On one of her visits, the policewoman, named Layla, brought a man in a suit and a briefcase with her. He knew what he was, he knew why he was there behind his stony smile and bagged eyes. He was a man who'd looked the worst of humanity in the eye and stared them down. Harrison didn't like him very much, but he trusted him, and that was all he needed for now.

So, when a recorder was put in front of him, Harrison already knew what he was going to say.

"It started when I came home from summer camp. I was still the weird kid who made his brother disappear. I didn't, but by now I know what people think, and to be honest, I don't care. Then," he paused, the name caught like a fishhook in his throat. "Then Ferghal showed up, and he talked about making everything better. But the way he looked at me…" Harrison hugged his arms, took a breath, and stared up at the lawyer. "It made my skin crawl. But somehow he made everyone be nicer to me. I don't know how, I don't know what he said. I stopped thinking about it a long time ago. After that, just before Christmas, he had me taken to his house. I was stripped naked and brought into the basement, where so many of the adults I knew were. Even when I pleaded, Mr. Branston didn't help. None of them did. Anyway, I was marched in front of them to a bathtub filled with boiling water, and Ferghal held me under, then let me up and held me under again, over and over. When it was done, everyone was cheering, and after Christmas, everyone, even my bullies, were nice to me again. But every week I still had to go to Ferghal's house and go down to his basement. He made me get naked. Every time." He felt tears brimming his eyes again but forced them back. "At first, he just touched me, took pictures, used his mouth to…" He closed his eyes, not wanting to remember it. "To do things to me. Then he started to put his fingers in me, even when I said it hurt. After a few weeks of this, he put his…penis in me. He fucked me. He fucked me and it hurt and I felt his disgusting hands all over me!" He shouted and slammed his fists on the table. The lawyer didn't say anything, he just adjusted the recorder back into its original position and continued to look at Harrison from behind his steepled fingers. There was a fire in his eyes, one that Harrison knew wasn't for him. "He did that every week after that. And it always hurt. I stopped eating properly because I thought he'd stop if I looked disgusting. And not eating meant that I would have to…go…less. Because that hurt too. One week my mom did walk in on him doing it, but she told me to keep it quiet for the family. So I did. Then dad walked in the last time it happened, and he beat Ferghal over the head!" It was the first smile he'd had all day. "Then the police were called to our house and…yeah. I think you know more about what's going on now than I do."

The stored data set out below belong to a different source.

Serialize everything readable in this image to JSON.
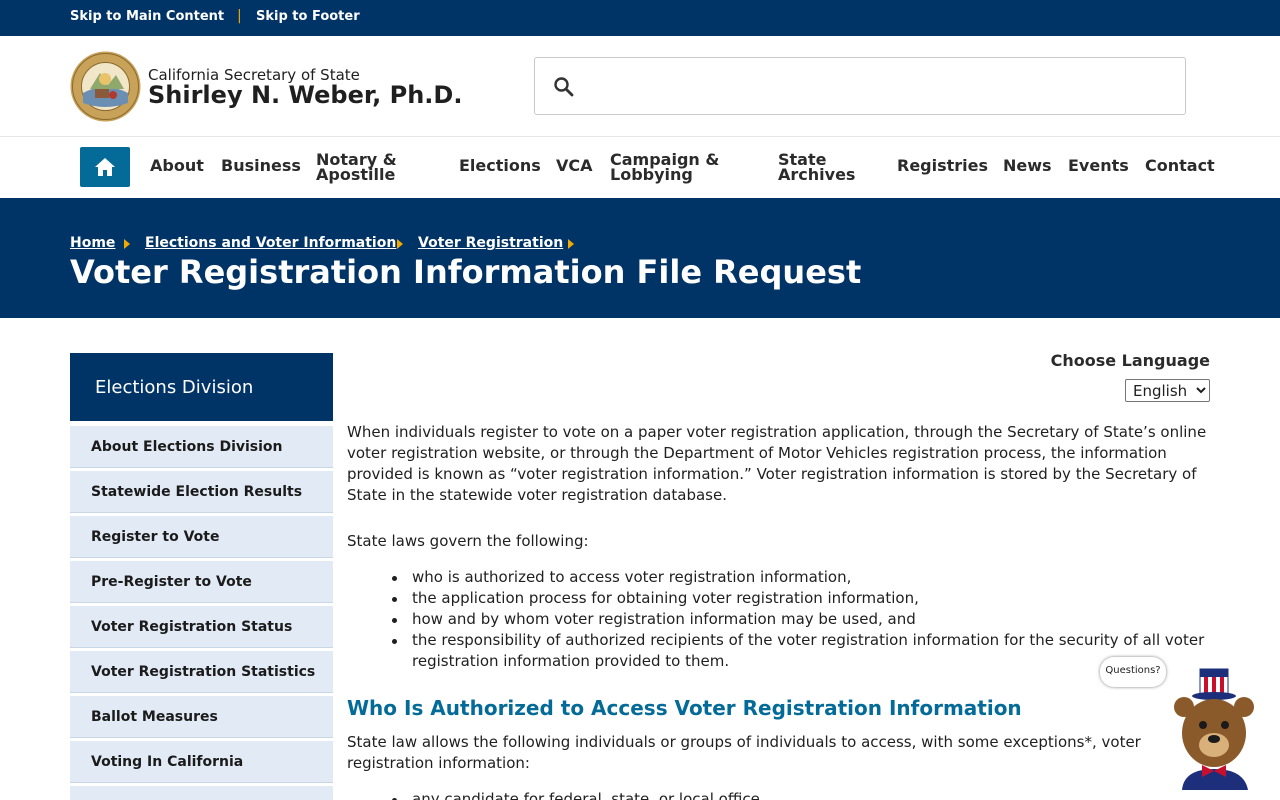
{
  "skip_links": {
    "main": "Skip to Main Content",
    "separator": "|",
    "footer": "Skip to Footer"
  },
  "header": {
    "org": "California Secretary of State",
    "name": "Shirley N. Weber, Ph.D.",
    "search_placeholder": ""
  },
  "nav": {
    "home_icon": "home-icon",
    "items": [
      "About",
      "Business",
      "Notary & Apostille",
      "Elections",
      "VCA",
      "Campaign & Lobbying",
      "State Archives",
      "Registries",
      "News",
      "Events",
      "Contact"
    ]
  },
  "breadcrumb": [
    "Home",
    "Elections and Voter Information",
    "Voter Registration"
  ],
  "page_title": "Voter Registration Information File Request",
  "sidebar": {
    "heading": "Elections Division",
    "items": [
      "About Elections Division",
      "Statewide Election Results",
      "Register to Vote",
      "Pre-Register to Vote",
      "Voter Registration Status",
      "Voter Registration Statistics",
      "Ballot Measures",
      "Voting In California"
    ]
  },
  "language": {
    "label": "Choose Language",
    "selected": "English"
  },
  "content": {
    "intro": "When individuals register to vote on a paper voter registration application, through the Secretary of State’s online voter registration website, or through the Department of Motor Vehicles registration process, the information provided is known as “voter registration information.” Voter registration information is stored by the Secretary of State in the statewide voter registration database.",
    "laws_intro": "State laws govern the following:",
    "laws": [
      "who is authorized to access voter registration information,",
      "the application process for obtaining voter registration information,",
      "how and by whom voter registration information may be used, and",
      "the responsibility of authorized recipients of the voter registration information for the security of all voter registration information provided to them."
    ],
    "heading": "Who Is Authorized to Access Voter Registration Information",
    "access_intro": "State law allows the following individuals or groups of individuals to access, with some exceptions*, voter registration information:",
    "access_list": [
      "any candidate for federal, state, or local office,"
    ]
  },
  "chat": {
    "bubble": "Questions?",
    "icon": "bear-mascot-icon"
  },
  "colors": {
    "navy": "#003366",
    "accent_blue": "#046b99",
    "gold": "#f2a900",
    "sidebar_bg": "#e1eaf5"
  }
}
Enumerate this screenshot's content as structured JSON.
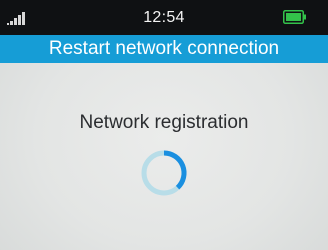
{
  "status_bar": {
    "time": "12:54",
    "signal_icon": "signal-bars-icon",
    "battery_icon": "battery-full-icon",
    "battery_color": "#33c24a"
  },
  "header": {
    "title": "Restart network connection",
    "background_color": "#169dd6"
  },
  "main": {
    "message": "Network registration",
    "spinner_icon": "loading-spinner-icon",
    "spinner_color": "#1a8fe0"
  }
}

That's all that was needed of him. The Lawyer shook Harrison's hand and left after his dad and Layla talked some more.

His dad hugged him, thanked him, said that he was brave, and like that, a weight lifted from Harrison's shoulders. He looked his dad in the eye, tears spilling down his cheeks.

"Thank you." He sobbed into his neck. His dad held him tight, spewing apologies and grievances at him. But Harrison didn't need them, he didn't want them. He had his dad, and that was all he needed now. That was all he wanted.